Gainsbourg "cassait la prosodie pour accentuer les fins de phrases", utilisant ces fameux rejets, comme "Sous aucun prétex/te je ne veux", commente la commissaire. "C'est la raison pour laquelle il en arrivait à ce talk-over. Ses textes étaient tellement écrits, ciselés, la prosodie cassée, qu'ils en devenaient inchantables", explique Caroline Raynaud.
Langage commun
Le chanteur a laissé un corpus de 500 chansons, beaucoup écrites pour ses interprètes. "Les deux tiers de ses chansons ont été écrites pour d'autres que lui et ces chansons étaient créées sur mesure pour ses interprètes", explique Caroline Raynaud. "Des interprètes qui ont aussi été comme des doubles de lui-même, derrière lesquels il pouvait se cacher, à qui il pouvait faire chanter des choses qu'il avait du mal à dire dans la vie", assure la commissaire.
"Les mots de Gainsbourg sont aujourd'hui passés dans le langage commun", conclut la commissaire devant une collection impressionnante de reproductions d'articles reprenant Je t'aime moi non plus de cet artiste kaléidoscopique. Une exposition passionnante, qui dévoile par le truchement des mots et des livres les secrets d'une œuvre complexe et merveilleuse.

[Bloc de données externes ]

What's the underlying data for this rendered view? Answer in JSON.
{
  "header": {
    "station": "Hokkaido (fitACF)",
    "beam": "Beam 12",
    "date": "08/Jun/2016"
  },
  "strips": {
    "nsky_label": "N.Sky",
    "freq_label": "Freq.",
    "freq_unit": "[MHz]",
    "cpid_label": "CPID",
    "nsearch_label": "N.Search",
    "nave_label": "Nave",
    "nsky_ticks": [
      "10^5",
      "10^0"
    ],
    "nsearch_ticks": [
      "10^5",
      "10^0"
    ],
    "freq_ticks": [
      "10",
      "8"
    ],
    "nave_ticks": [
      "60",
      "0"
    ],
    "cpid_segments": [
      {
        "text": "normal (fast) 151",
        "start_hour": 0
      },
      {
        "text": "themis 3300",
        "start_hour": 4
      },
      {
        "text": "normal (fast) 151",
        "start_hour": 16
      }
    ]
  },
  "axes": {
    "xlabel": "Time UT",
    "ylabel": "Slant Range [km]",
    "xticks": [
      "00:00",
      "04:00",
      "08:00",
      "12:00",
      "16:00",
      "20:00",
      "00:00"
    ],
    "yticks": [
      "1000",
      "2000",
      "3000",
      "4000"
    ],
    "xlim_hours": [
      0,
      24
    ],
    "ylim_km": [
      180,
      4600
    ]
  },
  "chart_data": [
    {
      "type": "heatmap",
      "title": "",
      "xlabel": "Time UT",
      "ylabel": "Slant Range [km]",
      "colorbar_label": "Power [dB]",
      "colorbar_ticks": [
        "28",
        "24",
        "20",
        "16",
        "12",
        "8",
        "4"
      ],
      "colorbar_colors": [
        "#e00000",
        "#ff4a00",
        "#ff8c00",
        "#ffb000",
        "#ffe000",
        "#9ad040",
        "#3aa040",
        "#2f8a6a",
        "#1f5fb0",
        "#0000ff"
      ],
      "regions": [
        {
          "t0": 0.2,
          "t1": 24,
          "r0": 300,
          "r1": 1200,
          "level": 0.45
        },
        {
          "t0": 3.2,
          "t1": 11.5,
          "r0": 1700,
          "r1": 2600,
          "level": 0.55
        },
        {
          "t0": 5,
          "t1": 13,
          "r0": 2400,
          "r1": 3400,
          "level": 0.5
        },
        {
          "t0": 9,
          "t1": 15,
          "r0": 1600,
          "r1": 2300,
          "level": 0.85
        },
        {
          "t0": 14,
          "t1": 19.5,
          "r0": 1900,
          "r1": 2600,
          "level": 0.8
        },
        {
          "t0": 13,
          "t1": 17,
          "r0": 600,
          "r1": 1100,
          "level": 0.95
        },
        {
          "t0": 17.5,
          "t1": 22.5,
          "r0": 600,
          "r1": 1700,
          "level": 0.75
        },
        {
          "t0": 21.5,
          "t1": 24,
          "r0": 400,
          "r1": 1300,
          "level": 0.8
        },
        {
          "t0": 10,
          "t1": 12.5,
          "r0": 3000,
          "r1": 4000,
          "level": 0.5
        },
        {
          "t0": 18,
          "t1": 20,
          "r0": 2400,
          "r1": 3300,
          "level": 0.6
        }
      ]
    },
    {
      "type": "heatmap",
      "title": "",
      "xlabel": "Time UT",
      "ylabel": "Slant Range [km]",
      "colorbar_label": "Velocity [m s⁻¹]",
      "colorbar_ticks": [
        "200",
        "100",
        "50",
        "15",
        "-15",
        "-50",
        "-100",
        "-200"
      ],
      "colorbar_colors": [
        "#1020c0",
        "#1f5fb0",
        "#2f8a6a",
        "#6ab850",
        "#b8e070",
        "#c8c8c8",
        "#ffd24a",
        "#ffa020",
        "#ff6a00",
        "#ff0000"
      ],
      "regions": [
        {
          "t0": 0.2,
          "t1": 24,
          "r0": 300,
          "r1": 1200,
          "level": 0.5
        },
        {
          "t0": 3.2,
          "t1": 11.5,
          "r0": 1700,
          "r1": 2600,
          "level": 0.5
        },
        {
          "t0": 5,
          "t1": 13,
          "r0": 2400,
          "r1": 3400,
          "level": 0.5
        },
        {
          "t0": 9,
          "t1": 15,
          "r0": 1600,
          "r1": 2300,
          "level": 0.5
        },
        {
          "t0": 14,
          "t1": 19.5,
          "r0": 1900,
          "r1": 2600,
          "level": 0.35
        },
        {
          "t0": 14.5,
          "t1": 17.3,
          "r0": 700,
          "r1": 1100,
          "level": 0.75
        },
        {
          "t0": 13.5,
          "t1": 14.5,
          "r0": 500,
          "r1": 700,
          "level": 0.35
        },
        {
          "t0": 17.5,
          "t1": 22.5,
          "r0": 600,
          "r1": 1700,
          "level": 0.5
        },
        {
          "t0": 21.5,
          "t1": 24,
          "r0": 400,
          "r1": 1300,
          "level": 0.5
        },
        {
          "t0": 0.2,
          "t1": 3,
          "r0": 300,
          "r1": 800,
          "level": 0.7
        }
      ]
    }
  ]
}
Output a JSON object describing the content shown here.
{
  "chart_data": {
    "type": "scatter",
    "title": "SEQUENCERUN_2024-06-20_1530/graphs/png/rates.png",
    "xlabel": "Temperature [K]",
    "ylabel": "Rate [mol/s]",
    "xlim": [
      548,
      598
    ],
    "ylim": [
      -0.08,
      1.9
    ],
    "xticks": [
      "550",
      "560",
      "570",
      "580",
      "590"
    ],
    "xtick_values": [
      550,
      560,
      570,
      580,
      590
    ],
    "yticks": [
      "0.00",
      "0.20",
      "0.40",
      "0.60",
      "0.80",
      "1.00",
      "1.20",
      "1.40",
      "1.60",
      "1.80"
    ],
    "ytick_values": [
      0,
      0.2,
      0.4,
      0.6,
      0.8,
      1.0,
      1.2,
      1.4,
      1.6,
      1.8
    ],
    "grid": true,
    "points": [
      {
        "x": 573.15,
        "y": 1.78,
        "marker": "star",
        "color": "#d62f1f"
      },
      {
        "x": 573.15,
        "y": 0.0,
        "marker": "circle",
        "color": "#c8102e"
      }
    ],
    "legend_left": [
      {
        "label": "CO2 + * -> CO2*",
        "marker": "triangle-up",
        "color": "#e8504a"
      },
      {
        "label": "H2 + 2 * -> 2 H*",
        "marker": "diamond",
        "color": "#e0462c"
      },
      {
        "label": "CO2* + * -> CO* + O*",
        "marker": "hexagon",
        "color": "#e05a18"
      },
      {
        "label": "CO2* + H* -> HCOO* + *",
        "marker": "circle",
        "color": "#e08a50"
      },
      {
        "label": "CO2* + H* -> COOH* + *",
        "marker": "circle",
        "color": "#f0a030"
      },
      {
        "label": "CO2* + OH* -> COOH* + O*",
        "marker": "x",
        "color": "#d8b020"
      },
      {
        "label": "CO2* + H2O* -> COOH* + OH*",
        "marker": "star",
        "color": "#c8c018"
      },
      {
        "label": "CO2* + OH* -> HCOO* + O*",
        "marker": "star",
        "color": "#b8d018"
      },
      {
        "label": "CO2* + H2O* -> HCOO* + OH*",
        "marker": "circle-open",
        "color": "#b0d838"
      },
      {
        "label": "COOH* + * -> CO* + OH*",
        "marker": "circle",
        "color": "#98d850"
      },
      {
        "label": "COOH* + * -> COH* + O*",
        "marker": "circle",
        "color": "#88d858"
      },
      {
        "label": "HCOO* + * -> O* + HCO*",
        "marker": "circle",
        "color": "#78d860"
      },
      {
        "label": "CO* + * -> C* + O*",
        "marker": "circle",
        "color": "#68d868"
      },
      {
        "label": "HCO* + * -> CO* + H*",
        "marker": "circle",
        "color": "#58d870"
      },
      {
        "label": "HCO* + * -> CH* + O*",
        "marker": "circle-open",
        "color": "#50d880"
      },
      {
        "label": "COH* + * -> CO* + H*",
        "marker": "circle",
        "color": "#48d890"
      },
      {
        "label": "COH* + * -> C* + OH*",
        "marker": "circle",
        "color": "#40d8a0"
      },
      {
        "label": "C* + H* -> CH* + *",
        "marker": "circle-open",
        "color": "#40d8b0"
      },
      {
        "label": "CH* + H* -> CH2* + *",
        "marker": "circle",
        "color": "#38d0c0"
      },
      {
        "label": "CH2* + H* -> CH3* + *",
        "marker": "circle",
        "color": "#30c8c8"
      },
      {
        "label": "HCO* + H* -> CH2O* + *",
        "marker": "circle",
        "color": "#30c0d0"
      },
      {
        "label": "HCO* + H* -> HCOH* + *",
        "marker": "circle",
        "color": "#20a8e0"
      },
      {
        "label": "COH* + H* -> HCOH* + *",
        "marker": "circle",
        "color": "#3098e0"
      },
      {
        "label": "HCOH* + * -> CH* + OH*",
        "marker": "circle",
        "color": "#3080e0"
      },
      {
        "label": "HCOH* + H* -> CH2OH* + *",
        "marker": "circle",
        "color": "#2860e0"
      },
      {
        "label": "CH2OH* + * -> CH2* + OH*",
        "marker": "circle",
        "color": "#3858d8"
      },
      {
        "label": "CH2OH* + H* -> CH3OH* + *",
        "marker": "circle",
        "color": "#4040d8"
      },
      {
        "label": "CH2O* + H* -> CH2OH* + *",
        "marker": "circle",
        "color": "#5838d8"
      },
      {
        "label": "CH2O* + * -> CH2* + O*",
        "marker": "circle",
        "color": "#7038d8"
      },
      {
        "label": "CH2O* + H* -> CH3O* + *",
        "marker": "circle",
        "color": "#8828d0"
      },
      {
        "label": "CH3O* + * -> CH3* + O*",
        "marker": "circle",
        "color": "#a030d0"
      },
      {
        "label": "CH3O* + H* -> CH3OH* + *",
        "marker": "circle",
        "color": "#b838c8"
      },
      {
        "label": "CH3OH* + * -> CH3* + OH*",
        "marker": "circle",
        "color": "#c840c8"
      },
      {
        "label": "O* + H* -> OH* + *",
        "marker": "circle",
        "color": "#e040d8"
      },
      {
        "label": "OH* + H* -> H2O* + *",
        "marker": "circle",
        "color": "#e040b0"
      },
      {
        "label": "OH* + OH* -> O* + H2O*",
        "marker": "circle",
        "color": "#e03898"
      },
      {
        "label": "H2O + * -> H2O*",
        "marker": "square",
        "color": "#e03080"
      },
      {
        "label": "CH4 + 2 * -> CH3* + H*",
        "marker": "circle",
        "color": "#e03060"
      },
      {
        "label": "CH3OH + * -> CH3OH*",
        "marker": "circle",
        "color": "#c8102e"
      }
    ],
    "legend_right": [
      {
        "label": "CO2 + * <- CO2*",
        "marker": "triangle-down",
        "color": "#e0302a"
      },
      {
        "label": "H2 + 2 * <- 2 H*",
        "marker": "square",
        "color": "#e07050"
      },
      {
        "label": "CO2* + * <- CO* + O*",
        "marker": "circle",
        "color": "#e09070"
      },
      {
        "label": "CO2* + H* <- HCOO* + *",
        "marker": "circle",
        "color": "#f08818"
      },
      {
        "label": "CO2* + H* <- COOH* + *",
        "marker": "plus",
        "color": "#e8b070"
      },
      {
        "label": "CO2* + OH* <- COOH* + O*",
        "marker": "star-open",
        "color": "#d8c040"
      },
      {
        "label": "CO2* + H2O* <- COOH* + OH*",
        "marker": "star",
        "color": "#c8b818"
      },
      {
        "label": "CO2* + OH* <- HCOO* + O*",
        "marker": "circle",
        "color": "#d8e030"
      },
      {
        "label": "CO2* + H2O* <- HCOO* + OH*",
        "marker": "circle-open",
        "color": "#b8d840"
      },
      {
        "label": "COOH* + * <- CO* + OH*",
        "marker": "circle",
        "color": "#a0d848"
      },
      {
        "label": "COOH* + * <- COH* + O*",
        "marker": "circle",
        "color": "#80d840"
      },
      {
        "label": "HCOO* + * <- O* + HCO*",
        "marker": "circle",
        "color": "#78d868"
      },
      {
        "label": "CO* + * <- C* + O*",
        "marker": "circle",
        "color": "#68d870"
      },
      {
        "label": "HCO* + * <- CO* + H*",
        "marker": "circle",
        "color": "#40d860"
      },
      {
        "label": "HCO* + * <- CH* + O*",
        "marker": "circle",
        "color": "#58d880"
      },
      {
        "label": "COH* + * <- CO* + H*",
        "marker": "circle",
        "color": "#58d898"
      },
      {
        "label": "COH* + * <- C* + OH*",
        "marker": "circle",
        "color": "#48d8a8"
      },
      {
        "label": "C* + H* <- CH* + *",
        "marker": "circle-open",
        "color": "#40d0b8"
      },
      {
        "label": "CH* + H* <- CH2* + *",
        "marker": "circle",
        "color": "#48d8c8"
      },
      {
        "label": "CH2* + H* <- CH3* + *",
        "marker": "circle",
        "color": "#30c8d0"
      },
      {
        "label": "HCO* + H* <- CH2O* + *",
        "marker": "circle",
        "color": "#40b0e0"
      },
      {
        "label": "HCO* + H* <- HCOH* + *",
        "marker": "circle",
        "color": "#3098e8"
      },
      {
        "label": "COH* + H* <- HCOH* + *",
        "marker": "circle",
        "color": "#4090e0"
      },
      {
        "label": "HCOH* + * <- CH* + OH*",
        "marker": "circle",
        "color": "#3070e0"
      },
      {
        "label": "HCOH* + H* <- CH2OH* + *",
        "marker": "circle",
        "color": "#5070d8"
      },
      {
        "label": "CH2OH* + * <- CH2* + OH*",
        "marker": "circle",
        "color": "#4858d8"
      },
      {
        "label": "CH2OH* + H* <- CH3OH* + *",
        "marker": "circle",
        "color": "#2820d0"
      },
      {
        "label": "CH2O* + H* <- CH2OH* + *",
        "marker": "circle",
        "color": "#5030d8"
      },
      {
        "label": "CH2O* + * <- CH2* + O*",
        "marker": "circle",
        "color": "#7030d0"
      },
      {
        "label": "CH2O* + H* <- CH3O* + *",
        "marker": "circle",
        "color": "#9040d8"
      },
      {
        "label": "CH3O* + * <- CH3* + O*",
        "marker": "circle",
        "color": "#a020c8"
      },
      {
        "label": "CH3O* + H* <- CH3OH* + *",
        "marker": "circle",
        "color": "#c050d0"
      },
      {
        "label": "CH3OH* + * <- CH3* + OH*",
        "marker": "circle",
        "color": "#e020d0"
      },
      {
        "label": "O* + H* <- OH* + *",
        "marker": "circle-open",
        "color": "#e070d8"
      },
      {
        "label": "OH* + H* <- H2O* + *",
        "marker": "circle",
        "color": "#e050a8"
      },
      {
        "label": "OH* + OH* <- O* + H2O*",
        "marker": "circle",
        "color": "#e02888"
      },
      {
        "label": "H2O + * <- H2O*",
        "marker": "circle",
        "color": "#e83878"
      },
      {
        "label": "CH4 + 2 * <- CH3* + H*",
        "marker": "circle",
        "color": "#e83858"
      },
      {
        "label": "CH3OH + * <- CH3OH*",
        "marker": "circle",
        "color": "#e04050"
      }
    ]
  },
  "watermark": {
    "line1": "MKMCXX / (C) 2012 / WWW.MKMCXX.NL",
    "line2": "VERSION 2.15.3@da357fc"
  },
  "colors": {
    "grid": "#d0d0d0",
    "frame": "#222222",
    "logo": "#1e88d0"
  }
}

"Le mot exact", BPI du Centre Pompidou jusqu'au 8 mai 2023
Entrée gratuite, ouvert les lundis, mercredi, jeudi et vendredi de 12 heures à 22 heures ; les samedis et dimanche de 10 heures à 22 heures ; fermé le mardi.
Programmation associée
Lundi 20 février
19h - Petite salle du Centre Pompidou
Variations sur Gainsbourg
Concert du tromboniste Daniel Zimmermann, avec Pierre Durand à la guitare, Jérôme Regard à la basse et Julien Charlet à la batterie à l’occasion de la sortie de l’album L’homme à tête de chou in Uruguay, variation sur la musique de Serge Gainsbourg.
Lundi 13 mars
19h - Petite salle du Centre Pompidou
Avec Le cabaret de Madame Arthur
Lundi 17 avril
19h - Petite salle du Centre Pompidou
Que reste-t-il de nos Gainsbourg ?
Interpréter Serge Gainsbourg, des années 50 à nos jours
Table ronde avec notamment Chloé Thibaud, autrice d’En relisant Gainsbourg, et Laura Louiss, chanteuse et autrice du concert-spectacle Sois belle et tais-toi.